Since then, however, Ghani has made comments welcoming talks with insurgents under certain conditions. On Wednesday, he went even further and used more respectful language, treating the Taliban as a recognized political group.

“We are making this offer without preconditions, in order to lead to a peace agreement,” Ghani said. He described his action as an effort to “save the country” and said that he would not “prejudge” any group interested in peace.

Although the Taliban has not publicly responded to Ghani’s offer, it has put out several feelers recently. Two weeks ago, the group issued an unusual written appeal to the “American people,” asking them to pressure U.S. officials to end the conflict. The letter, emailed to the news media, cited statistics on the human and economic costs of the war, while calling U.S. officials “warmongers” and usurpers.


In the past week, Taliban officials have contacted various interlocutors, including news outlets and academics. On Thursday, the group posted a letter to Barnett R. Rubin, an Afghanistan expert at New York University, who wrote an open letter in the New Yorker this week encouraging the Taliban to join the peace talks. The Taliban response, shared through Twitter on Wednesday, was polite but dismissed this week’s conference in Kabul as a vehicle for seeking the insurgents’ surrender.

“Such efforts seek surrender from the Islamic Emirate at a time when the Islamic Emirate ... has defeated an international arrogant power like America,” the letter said, using the formal name of the Taliban movement.

The letter said the group does not “seek conflict with anyone, including the United States.” But it claimed that Afghanistan is “occupied” and that its government is being “imposed on us.” To recognize and talk with Kabul officials, the letter said, would be to accept “the same formula adopted by America to win the war.”

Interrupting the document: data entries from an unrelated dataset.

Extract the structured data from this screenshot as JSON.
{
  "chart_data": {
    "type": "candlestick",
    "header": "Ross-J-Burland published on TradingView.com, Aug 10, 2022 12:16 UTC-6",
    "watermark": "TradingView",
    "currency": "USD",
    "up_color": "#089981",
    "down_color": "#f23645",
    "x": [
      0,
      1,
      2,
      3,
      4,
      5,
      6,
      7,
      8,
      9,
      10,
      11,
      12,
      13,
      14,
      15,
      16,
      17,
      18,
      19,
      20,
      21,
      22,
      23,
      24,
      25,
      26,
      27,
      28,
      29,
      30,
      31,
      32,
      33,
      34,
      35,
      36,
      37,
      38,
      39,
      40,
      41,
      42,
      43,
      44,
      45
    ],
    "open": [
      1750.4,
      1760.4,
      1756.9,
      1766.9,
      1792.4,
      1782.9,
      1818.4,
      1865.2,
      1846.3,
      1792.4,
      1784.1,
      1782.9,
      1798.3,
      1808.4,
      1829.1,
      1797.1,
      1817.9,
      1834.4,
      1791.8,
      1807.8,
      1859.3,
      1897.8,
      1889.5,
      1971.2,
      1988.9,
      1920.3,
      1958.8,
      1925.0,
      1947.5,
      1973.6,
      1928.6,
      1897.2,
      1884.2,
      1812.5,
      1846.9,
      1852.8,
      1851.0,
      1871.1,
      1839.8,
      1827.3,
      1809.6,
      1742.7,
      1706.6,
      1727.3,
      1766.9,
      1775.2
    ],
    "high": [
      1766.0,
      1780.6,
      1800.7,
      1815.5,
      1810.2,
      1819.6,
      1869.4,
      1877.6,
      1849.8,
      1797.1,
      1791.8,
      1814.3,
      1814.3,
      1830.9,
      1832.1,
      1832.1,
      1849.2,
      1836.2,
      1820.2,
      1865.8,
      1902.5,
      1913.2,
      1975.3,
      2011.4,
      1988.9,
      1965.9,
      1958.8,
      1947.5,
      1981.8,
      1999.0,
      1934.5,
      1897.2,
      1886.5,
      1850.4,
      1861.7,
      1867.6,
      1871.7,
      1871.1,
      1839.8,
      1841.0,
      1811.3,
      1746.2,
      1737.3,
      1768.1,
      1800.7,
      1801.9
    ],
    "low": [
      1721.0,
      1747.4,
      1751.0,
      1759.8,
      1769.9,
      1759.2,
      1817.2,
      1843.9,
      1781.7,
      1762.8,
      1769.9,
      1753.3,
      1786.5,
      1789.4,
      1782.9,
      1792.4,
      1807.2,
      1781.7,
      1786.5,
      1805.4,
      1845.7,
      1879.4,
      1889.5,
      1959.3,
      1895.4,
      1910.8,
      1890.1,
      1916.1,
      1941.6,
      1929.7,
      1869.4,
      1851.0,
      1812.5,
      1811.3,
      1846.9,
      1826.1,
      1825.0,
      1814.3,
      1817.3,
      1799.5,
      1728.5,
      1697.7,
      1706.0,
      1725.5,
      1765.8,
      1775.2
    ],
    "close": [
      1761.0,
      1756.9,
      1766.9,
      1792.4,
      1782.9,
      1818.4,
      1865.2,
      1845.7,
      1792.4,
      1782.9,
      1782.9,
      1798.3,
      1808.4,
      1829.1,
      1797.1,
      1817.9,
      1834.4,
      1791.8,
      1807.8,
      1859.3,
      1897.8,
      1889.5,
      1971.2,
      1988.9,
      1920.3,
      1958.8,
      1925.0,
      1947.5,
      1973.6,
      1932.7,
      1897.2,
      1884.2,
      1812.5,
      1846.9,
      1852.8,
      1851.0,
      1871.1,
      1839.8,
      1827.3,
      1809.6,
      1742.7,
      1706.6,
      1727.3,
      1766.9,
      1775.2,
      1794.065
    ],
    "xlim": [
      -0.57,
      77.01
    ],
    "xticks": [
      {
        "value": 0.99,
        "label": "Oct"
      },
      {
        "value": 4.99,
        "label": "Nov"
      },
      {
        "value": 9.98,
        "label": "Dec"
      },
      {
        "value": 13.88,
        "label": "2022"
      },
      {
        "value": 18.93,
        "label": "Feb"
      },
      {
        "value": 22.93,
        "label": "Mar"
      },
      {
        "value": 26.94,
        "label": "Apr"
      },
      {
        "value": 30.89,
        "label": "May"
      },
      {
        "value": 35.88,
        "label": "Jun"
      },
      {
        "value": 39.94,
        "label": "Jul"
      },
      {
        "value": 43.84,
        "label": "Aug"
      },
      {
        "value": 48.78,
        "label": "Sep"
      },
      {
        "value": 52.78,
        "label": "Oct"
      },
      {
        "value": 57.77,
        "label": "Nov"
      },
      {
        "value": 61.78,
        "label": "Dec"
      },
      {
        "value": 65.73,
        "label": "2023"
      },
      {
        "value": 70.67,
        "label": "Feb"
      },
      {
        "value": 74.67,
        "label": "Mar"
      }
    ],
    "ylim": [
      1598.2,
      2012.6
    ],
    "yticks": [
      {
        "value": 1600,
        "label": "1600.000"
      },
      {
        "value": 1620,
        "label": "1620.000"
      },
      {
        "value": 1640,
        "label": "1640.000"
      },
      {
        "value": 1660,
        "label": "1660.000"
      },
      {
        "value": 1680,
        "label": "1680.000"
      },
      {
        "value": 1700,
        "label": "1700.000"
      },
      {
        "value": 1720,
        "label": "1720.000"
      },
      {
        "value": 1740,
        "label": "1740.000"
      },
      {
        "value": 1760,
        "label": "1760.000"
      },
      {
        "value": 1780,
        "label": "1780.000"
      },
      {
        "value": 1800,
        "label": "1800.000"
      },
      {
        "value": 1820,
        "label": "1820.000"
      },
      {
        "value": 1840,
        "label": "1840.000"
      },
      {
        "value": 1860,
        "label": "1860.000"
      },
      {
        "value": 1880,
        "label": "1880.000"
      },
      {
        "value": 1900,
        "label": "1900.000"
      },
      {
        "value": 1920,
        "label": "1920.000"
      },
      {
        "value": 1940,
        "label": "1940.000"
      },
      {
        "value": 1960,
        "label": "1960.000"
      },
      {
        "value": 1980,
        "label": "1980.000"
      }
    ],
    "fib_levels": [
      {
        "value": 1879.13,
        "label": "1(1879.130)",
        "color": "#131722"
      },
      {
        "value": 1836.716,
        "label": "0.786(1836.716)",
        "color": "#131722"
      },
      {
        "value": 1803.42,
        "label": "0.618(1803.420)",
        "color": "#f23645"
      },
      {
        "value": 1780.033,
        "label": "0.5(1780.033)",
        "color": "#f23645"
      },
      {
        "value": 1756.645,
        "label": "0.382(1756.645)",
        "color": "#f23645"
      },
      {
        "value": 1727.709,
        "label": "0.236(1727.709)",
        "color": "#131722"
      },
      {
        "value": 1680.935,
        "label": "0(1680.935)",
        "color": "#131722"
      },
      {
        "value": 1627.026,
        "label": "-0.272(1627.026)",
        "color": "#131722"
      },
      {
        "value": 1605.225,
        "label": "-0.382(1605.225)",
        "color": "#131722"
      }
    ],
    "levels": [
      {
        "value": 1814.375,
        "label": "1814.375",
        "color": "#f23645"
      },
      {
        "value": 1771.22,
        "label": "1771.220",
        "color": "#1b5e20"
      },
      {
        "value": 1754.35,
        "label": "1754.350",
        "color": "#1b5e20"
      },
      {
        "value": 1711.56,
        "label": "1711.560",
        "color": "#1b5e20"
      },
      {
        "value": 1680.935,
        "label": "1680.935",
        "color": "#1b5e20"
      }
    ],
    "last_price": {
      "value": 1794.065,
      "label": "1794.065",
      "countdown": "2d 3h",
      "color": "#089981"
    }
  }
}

In next-door Pakistan, which Afghan and U.S. officials accuse of harboring Taliban militants, officials endorsed Ghani’s overture. The Pakistani national security adviser, retired army Lt. Gen. Nasser Khan Janjua, said the government would do its best to support “this noble initiative.”

Some Afghan critics, though, saw Ghani’s outreach as capitulation. Amrullah Saleh, a former national intelligence chief, called the president’s speech “a total appeasement to the enemy.” He noted that after the January attacks in Kabul, Ghani called the nation to arms in defense of peace. “Now he offered the terrorists a super olive branch,” Saleh said.

On Wednesday, Al Jazeera quoted an unnamed Taliban official as saying the group was ready to hold direct talks with American officials at its office in Doha, the capital of Qatar. The official warned, however, that if the Afghan government shuts down or moves that office, it could sabotage any negotiations. He also reiterated that the departure of U.S. troops is a precondition for any talks.

The Qatar office was opened about five years ago as a diplomatic site for Taliban representatives to meet with others. But little came of that effort, and Ghani recently has been reported as planning to move the site to Saudi Arabia.

On Tuesday, Afghan officials insisted that the Taliban must negotiate with them but said they are ready to meet insurgent officials anywhere. “If you are Afghans, come and talk with Afghanistan,” Haroon Chakhansuri, a spokesman for Ghani, told Tolo News TV in Kabul. “The Afghan government is ready to talk.”

Sayed Salahuddin in Kabul contributed to this report.